Я уже опаздывал на сессию с Линусом, поэтому в уме сделал пометку надавить на Гольфарб, чтобы она разобралась с абсурдной ситуацией у ворот. Она, вероятно, предложит мне возглавить комитет по наблюдению за центральными воротами.
— Тебя не беспокоит этот цирк снаружи? — спросил я Бимиша.
Тот посмотрел на меня, как на сумасшедшего.
— Надеюсь, у прота найдётся место и для меня!
Я пригласил Жизель на ланч. Когда она пришла в столовую, я попросил её рассказать, что происходит у ворот.
— Ты должен сам выйти и посмотреть, доктор Брюэр!
— Почему они не уходят?
— Многие ушли после разговора с протом, но люди продолжают приходить. У госпиталя собралось несколько тысяч человек. Некоторые принесли своих кошек и собак, чтобы те посмотрели на прота. Когда он заговорил, ни одно животное не залаяло и не замяукало. Полная тишина.
— Утром я слышал аплодисменты.
— Ему всегда аплодируют, когда он говорит, что Земля может быть похожа на Ка-Пэкс, если мы захотим.
— И всё?
— А что ещё он может сказать?
— Аплодисменты звучали дважды.
— Второй раз аплодировали, когда прот закончил и вернулся в МПИ.
— Сходи за обедом.
Когда Жизель вернулась, я уже съел свой сыр и крекеры. Теперь мне предстояло смотреть, как она уплетает гору еды. К счастью, на час была назначена встреча.

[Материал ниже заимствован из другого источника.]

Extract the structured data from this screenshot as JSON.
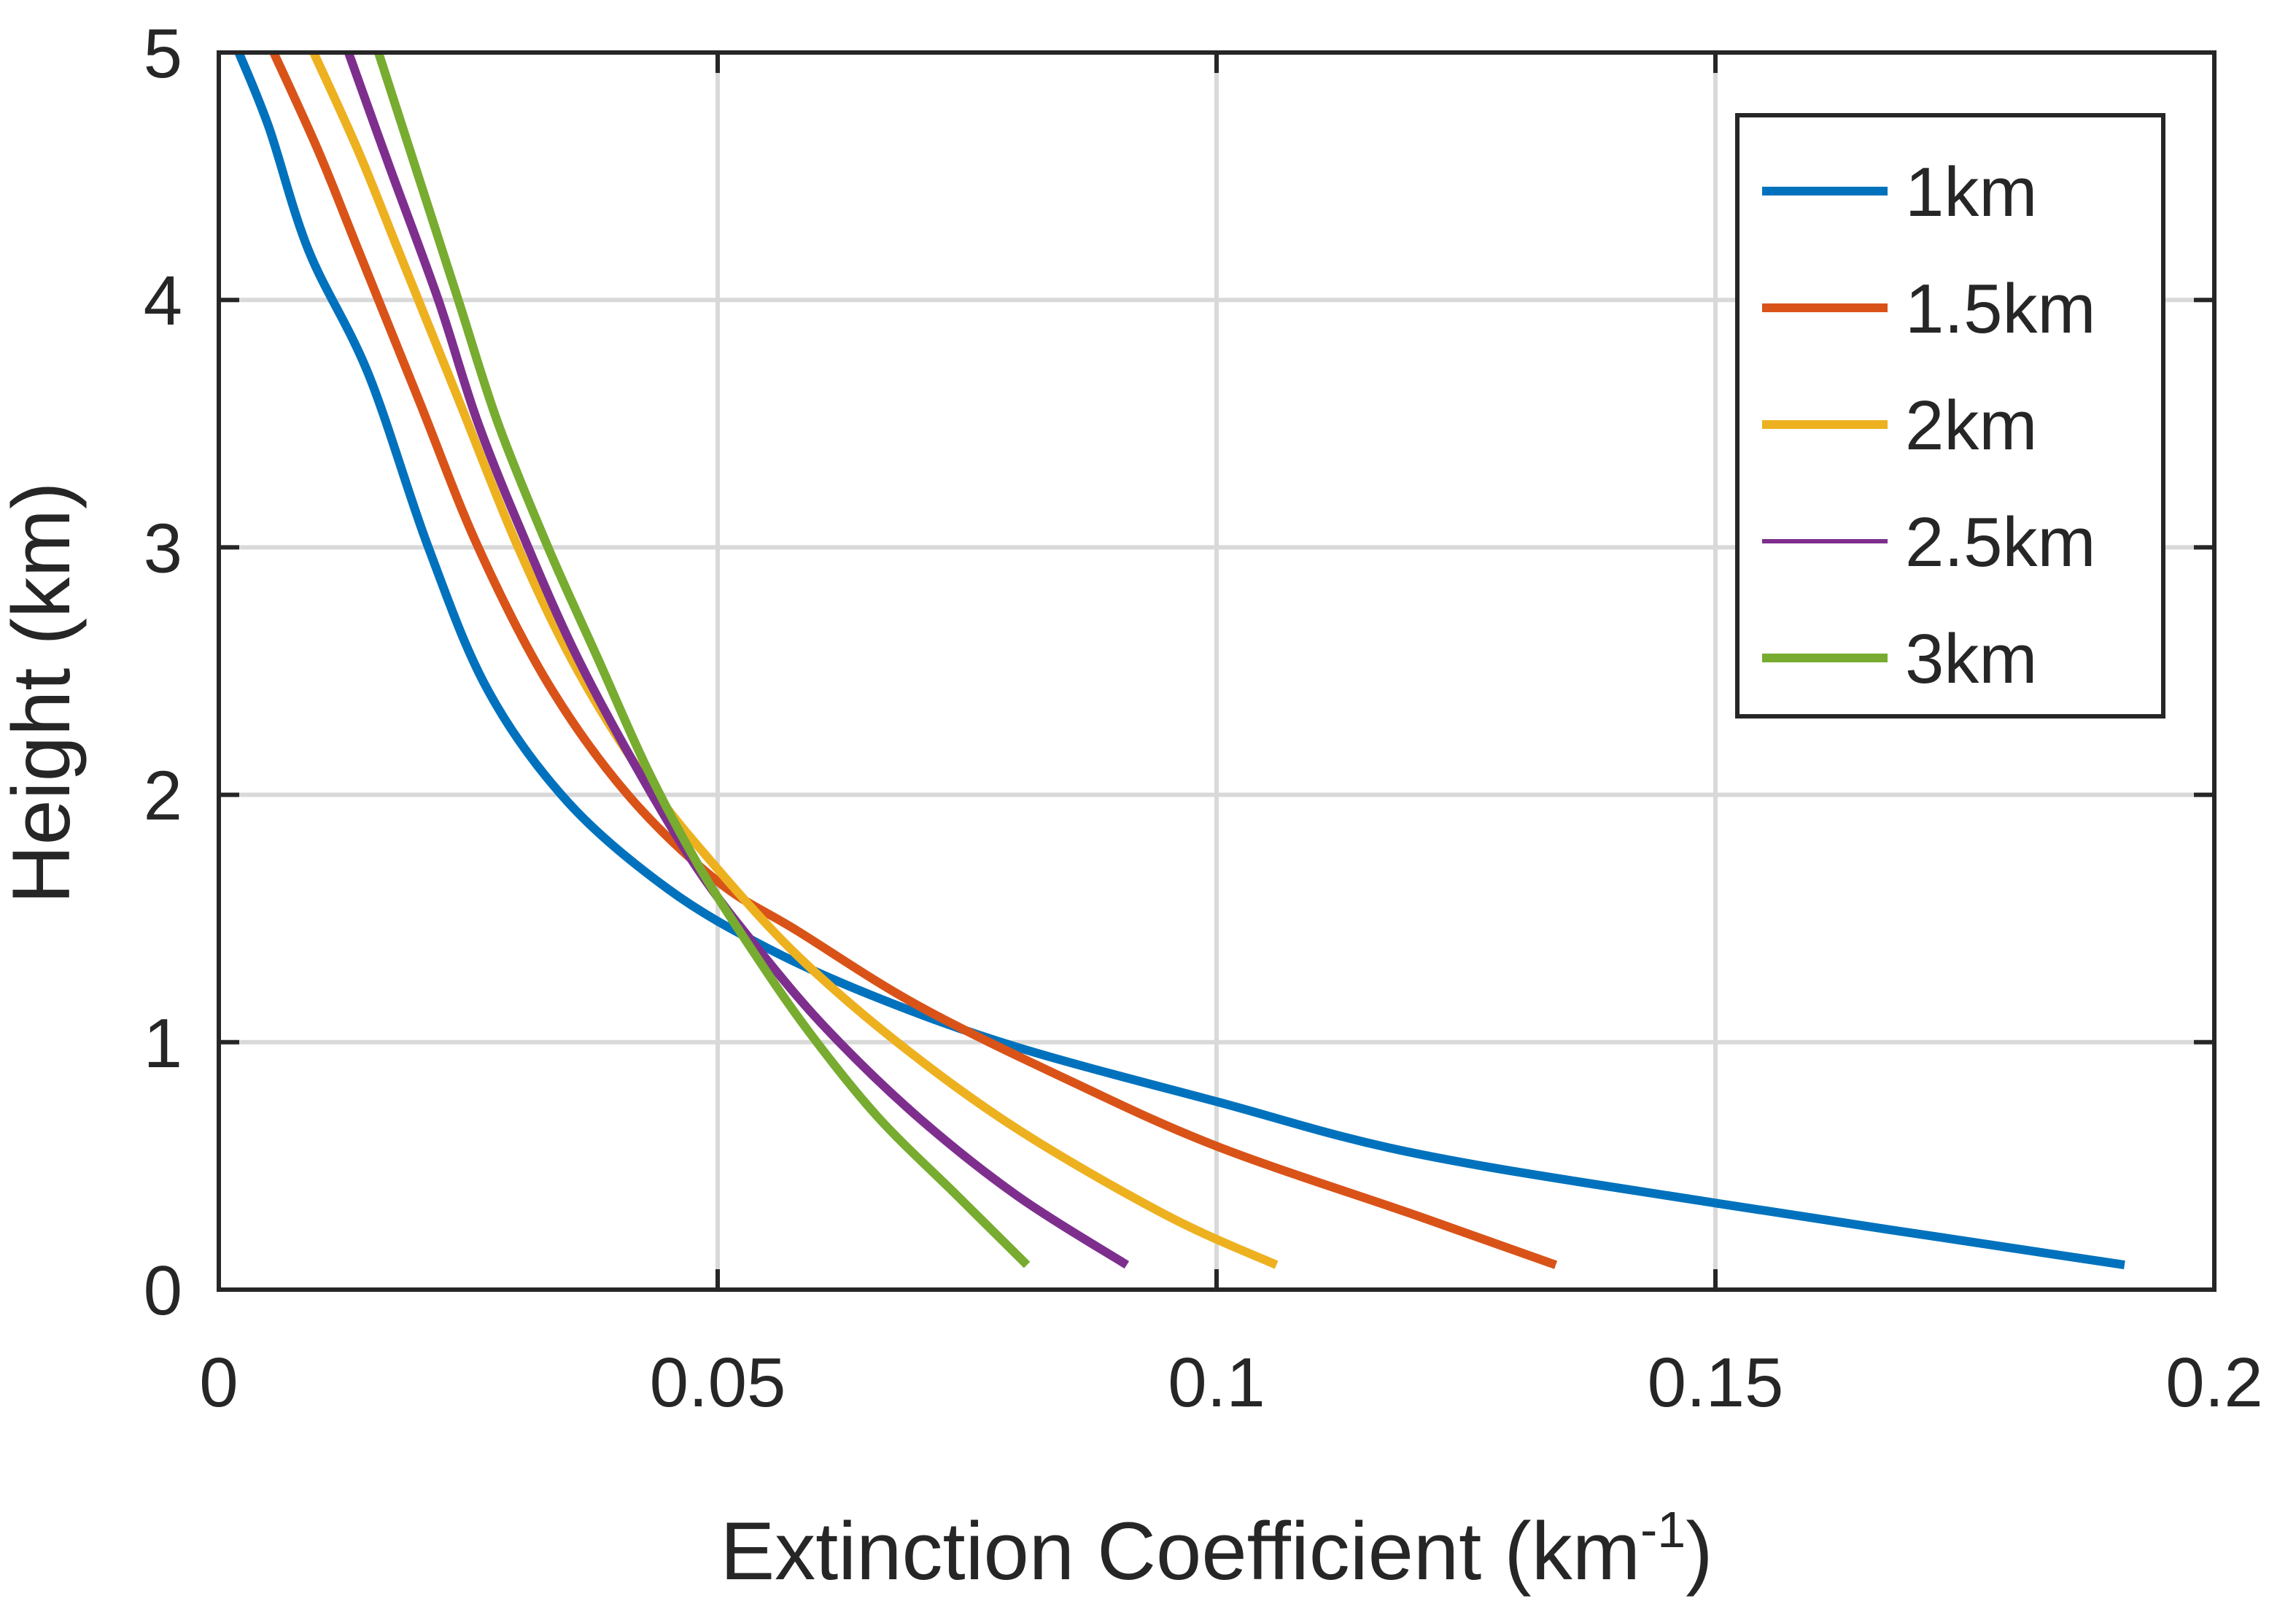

— Жизель, у меня мало времени. Что ты узнала от мамы Роба?
Она открыла большой жёлтый конверт, содержащий несколько моментальных снимков. По большей части на них был отец Роберта, а на остальных — вся семья Портеров. Некоторые были сделаны, когда Робин был ещё совсем маленьким. В то время Джеральд Портер был крепким, широкоплечим мужчиной. На одной из фотографий он стоял на бойне в резиновом фартуке, испачканном кровью. Более поздние снимки заметно отличались: под конец жизни Джеральд потерял бо́льшую часть мышечной массы. Лицо осунулось, под глазами появились тёмные круги, выражение лица выдавало человека, который пытался скрыть, что испытывает боль. Одежда была на два размера больше: вельветовые брюки и голубые джинсовые рубашки. Густые чёрные волосы были разделены пробором.
— Домашних видео нет, — сказала Жизель. — Но и этого вполне достаточно.
— Передам фотографии Фрэду. А что насчёт голоса?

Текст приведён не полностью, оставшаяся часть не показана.